Limits to the analogy

If taken too far, the water analogy can create misconceptions. For it to be useful, we must remain aware of the regions where electricity and water behave very differently.

Fields
Electrons can push or pull other distant electrons via their fields, while water molecules experience forces only from direct contact with other molecules. For this reason, waves in water travel at the speed of sound, but waves in a sea of charge will travel much faster as the forces from one electron are applied to many distant electrons and not to only the neighbors in direct contact.
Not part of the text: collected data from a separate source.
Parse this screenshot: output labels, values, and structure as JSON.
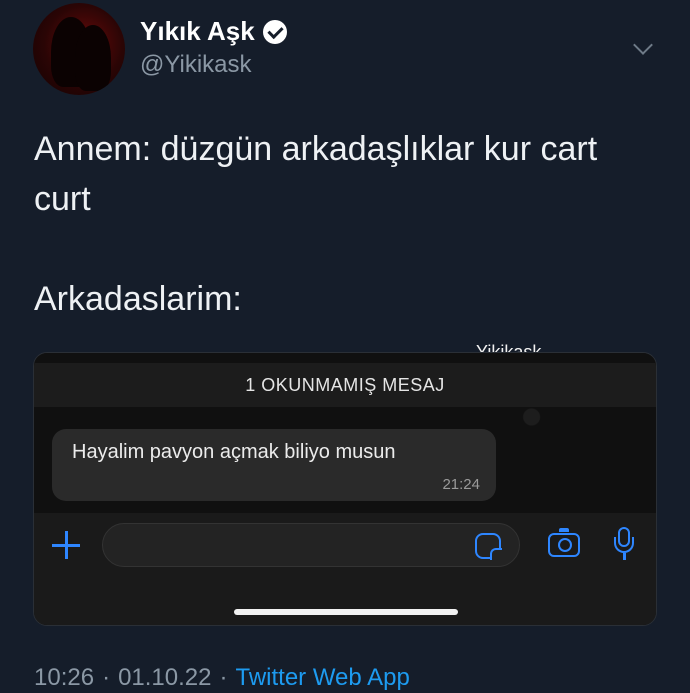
{
  "user": {
    "display_name": "Yıkık Aşk",
    "handle": "@Yikikask"
  },
  "tweet": {
    "text": "Annem: düzgün arkadaşlıklar kur cart\ncurt\n\nArkadaslarim:",
    "time": "10:26",
    "separator": "·",
    "date": "01.10.22",
    "source": "Twitter Web App"
  },
  "attachment": {
    "watermark": "Yikikask",
    "unread_banner": "1 OKUNMAMIŞ MESAJ",
    "message": {
      "text": "Hayalim pavyon açmak biliyo musun",
      "time": "21:24"
    },
    "icons": [
      "plus-icon",
      "sticker-icon",
      "camera-icon",
      "microphone-icon"
    ],
    "accent_color": "#2e86ff"
  },
  "colors": {
    "background": "#151d2a",
    "secondary_text": "#8b98a5",
    "link": "#1d9bf0"
  }
}
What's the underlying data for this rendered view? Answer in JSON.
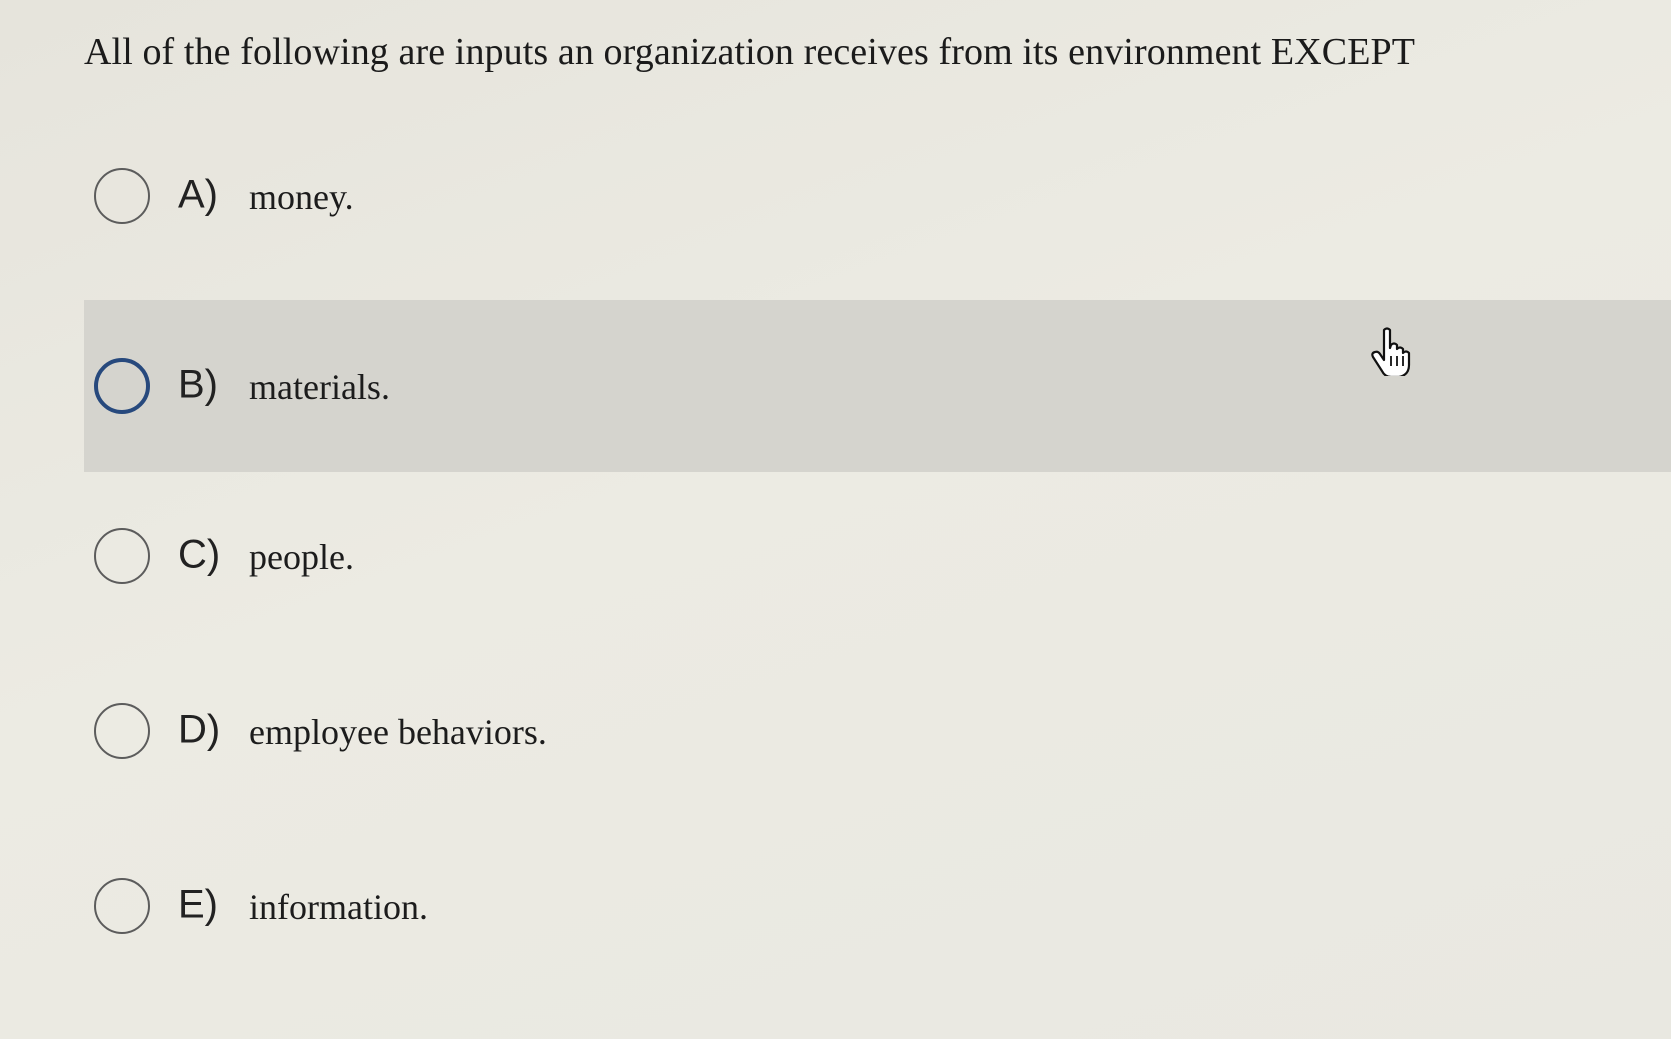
{
  "question": {
    "text": "All of the following are inputs an organization receives from its environment EXCEPT"
  },
  "options": [
    {
      "letter": "A)",
      "text": "money."
    },
    {
      "letter": "B)",
      "text": "materials."
    },
    {
      "letter": "C)",
      "text": "people."
    },
    {
      "letter": "D)",
      "text": "employee behaviors."
    },
    {
      "letter": "E)",
      "text": "information."
    }
  ],
  "hovered_option": "B)",
  "colors": {
    "hover_row": "#d5d4ce",
    "hover_radio": "#27497d",
    "radio_border": "#5c5c5c"
  },
  "icons": {
    "pointer": "hand-pointer-icon"
  }
}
In a hydraulic transmission line, the energy flows as mechanical waves through the water, but in an electric transmission line the energy flows as fields in the space surrounding the wires, and does not flow inside the metal. Also, an accelerating electron will drag its neighbors along while attracting them, both because of magnetic forces.
Leaking pipes
If a hole is made in a hydraulic system, the water can leak out. But the movable charges present within electrical conductors are always attracted to unmoving opposite charges in the material. The "electric fluid" can be forcibly removed from metals, but enormous voltages arise if even a tiny amount is removed. For this reason, the surfaces of conductors act as if they always have a high energy-barrier preventing leaks. Also for this reason, continuing electric currents require closed loops rather than hydraulics' open source/sink resembling spigots and buckets.
Inductors
Wrap a long water-filled hose around a barrel, and the water's large mass behaves as a significant "inductance." However, in real coils the adjacent turns interact via magnetic fields, and the value of inductance increases as the square of the number of turns. It's as if we could create four times the mass of water by only doubling the length of the water hose.
Fluid Velocity
As with water hoses, the carrier drift velocity in conductors is directly proportional to current. However, charges' velocity within a conductor is typically less than centimeters per minute, and the "electrical friction" is extremely high. If charges ever flowed as fast as water can flow in pipes, the amperage would be immense, and the conductors would become incandescently hot and perhaps vaporize. To model the resistance and the charge-velocity of metals, perhaps a pipe packed with damp sand would be a better analogy than an empty, water-filled pipe.
Quantum Mechanics
Conductors and insulators contain charges at more than one quantized level of atomic orbit energy, while the water in one region of a pipe can only have a single value of pressure. For this reason there is no hydraulic explanation for such things as a battery's charge pumping ability, a diode's voltage drop, solar cell functions, Peltier effect, etc.